Subject Re: [firebird-support] Performance problem
Author Helen Borrie
At 04:18 AM 1/11/2007, you wrote:
>Hi All -
>
>I have a scientific data set (Jim Hansen's global temperature anomaly
>grid) which I am trying to do a plot with. When I run a query to
>generate the plot data from an embedded Firebird 2.0.3 database, it
>takes about 25 minutes:
>
> SELECT ((CASE WHEN (F_INTEGERABS("LandOceanTemps"."Lat (deg)") >
>CAST(66.5 AS DOUBLE PRECISION)) THEN _UNICODE_FSS 'Polar'
> WHEN (F_INTEGERABS("LandOceanTemps"."Lat (deg)") <
>CAST(23.5 AS DOUBLE PRECISION)) THEN _UNICODE_FSS 'Tropical'
> ELSE _UNICODE_FSS 'Temperate' END)) AS
>"none:Climate Zone:nk",
> ((CASE WHEN ("LandOceanTemps"."Lat (deg)" >= 0) THEN
>_UNICODE_FSS 'Northern' ELSE _UNICODE_FSS 'Southern' END)) AS
>"none:Hemisphere:nk",
> (EXTRACT(YEAR FROM "LandOceanTemps"."Date")) AS "yr:Date:qk",
> (AVG(CAST("LandOceanTemps"."Anomaly" AS DOUBLE PRECISION))) AS
>"avg:Anomaly:qk"
> FROM "LandOceanTemps"
> GROUP BY 1,
> 2,
> 3
>
>The query plan is.
>
>PLAN SORT ((LandOceanTemps NATURAL))
>
>The same query against a MySQL database containing the original data
>runs in about 47 seconds:
>
> SELECT ((CASE WHEN (ABS(`LandOceanTemps`.`Lat (deg)`) > 66.5)
>THEN 'Polar'
> WHEN (ABS(`LandOceanTemps`.`Lat
>(deg)`) < 23.5) THEN 'Tropical'
> ELSE 'Temperate' END)) AS
>`none:Climate Zone:nk`,
> ((CASE WHEN (`LandOceanTemps`.`Lat (deg)` >= 0) THEN
>'Northern' ELSE 'Southern' END)) AS `none:Hemisphere:nk`,
> (YEAR(`LandOceanTemps`.`Date`)) AS `yr:Date:qk`,
> (AVG(`LandOceanTemps`.`Anomaly`)) AS `avg:Anomaly:qk`
> FROM `LandOceanTemps`
> GROUP BY 1,
> 2,
> 3
>
>The Firebird schema is
>
>CREATE TABLE "LandOceanTemps" (
> "Anomaly" DOUBLE PRECISION,
> "Date" DATE,
> "Lat (deg)" INTEGER,
> "Long (deg)" INTEGER
> );
>
>CREATE INDEX "_tidx_128_2a" ON "LandOceanTemps"."Date" ASC;
>CREATE INDEX "_tidx_128_3a" ON "LandOceanTemps"."Lat (deg)" ASC;
>CREATE INDEX "_tidx_128_4a" ON "LandOceanTemps"."Long (deg)" ASC;
>
>The table has 10,886,400 rows. The dates are all month precision;
>lat/long are on a 2 degree grid and the Anomaly values range from
>-11.7 to 14.09.
>
>Any ideas on why this is 50x slower? It is just numbers!

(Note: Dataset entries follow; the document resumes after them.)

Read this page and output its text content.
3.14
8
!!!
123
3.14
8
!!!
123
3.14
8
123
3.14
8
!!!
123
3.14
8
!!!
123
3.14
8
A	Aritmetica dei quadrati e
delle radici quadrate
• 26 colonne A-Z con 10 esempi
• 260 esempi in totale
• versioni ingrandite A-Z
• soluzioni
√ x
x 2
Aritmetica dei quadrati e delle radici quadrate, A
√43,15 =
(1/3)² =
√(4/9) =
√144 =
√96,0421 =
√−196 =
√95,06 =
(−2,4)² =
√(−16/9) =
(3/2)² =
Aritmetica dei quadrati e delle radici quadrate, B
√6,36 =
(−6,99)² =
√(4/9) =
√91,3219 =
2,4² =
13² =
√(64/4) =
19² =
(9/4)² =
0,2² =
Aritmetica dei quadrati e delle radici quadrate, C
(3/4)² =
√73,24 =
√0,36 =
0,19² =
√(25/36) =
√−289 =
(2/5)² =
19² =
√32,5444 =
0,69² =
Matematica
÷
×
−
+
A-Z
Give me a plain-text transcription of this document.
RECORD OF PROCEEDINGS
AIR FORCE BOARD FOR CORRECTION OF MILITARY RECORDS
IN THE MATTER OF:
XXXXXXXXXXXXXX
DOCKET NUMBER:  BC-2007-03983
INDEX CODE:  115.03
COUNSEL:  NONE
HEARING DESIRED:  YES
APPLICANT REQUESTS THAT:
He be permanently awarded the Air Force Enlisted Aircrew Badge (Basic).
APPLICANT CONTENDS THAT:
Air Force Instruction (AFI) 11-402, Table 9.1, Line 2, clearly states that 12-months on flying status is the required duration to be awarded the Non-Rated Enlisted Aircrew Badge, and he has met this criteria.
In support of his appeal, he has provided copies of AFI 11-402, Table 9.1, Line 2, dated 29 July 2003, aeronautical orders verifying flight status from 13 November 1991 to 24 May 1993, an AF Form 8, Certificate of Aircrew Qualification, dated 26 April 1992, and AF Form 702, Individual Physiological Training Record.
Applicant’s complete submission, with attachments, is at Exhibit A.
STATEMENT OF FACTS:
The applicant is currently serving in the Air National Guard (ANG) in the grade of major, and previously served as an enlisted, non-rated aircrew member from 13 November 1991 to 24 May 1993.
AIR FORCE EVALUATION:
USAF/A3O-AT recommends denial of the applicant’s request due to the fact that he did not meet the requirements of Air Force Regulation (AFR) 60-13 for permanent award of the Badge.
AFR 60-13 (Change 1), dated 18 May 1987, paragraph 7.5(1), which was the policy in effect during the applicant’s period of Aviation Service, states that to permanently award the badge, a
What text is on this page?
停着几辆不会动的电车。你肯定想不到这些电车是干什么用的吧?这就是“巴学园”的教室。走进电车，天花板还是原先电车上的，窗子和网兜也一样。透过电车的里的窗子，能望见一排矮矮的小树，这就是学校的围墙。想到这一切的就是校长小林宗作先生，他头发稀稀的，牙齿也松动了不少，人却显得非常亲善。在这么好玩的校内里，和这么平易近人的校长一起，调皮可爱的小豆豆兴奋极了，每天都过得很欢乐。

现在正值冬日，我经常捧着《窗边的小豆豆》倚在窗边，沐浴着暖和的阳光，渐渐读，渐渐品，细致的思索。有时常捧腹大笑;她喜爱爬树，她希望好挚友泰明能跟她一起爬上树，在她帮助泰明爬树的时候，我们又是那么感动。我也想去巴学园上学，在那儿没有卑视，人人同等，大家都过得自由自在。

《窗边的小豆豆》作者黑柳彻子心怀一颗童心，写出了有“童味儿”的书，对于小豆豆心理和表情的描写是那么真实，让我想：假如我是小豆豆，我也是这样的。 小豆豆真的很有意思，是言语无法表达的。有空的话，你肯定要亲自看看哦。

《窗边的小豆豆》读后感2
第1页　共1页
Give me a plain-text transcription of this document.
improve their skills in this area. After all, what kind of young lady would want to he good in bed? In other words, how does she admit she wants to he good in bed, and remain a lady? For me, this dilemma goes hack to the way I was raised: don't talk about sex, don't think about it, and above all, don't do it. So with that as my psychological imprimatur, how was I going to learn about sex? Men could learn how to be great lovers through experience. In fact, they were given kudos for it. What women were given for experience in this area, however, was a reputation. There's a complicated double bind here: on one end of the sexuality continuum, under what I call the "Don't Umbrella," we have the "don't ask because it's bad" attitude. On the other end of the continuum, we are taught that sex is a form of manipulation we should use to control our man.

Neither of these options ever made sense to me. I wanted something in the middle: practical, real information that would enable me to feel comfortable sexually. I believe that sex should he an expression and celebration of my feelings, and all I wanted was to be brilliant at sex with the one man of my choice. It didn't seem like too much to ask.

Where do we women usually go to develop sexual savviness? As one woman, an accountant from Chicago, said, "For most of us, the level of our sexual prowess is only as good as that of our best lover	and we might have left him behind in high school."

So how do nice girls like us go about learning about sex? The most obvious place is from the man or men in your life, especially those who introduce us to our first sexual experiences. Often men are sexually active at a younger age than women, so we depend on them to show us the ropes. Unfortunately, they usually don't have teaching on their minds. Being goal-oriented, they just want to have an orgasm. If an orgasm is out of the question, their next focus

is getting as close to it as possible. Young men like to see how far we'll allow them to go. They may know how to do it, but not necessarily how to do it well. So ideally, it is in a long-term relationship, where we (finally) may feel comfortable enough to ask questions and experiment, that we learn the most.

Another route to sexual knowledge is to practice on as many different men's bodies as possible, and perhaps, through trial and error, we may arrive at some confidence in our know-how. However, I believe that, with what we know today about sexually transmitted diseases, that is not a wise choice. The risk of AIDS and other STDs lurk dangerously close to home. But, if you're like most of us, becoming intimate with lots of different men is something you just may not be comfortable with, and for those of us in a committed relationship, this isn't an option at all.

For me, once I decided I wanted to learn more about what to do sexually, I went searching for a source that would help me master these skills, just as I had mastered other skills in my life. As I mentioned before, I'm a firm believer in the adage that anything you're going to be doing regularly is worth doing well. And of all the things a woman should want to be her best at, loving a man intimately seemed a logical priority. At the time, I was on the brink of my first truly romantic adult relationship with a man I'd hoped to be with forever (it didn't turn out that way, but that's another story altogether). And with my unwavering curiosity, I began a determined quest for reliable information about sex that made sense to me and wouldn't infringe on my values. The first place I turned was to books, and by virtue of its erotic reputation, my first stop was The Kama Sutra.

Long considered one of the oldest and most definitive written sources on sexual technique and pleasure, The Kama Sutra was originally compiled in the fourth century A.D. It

It's not "just numbers". It's 10 million rows consisting entirely of calculated fields, arriving at a sort set for which no indexes are available. The sort isn't on numbers, either, it's on derived text of up to 60 bytes long, which has to be recalculated repeatedly in the 3-level sort. The AVG calculation itself isn't even straightforward, thanks to the cast. The sort set is too large to be in memory so it's being done on disk in files.

All that's why the Firebird query isn't fast.

As to why the MySQL query could be 50X faster, the only clue I can see is that, in that query, you are not converting those calculated text fields to unicode, i.e., that's two important places where there's a lot less work to do. As a reality check, you could run the Firebird query without the unicode conversion and see what you win.

./heLen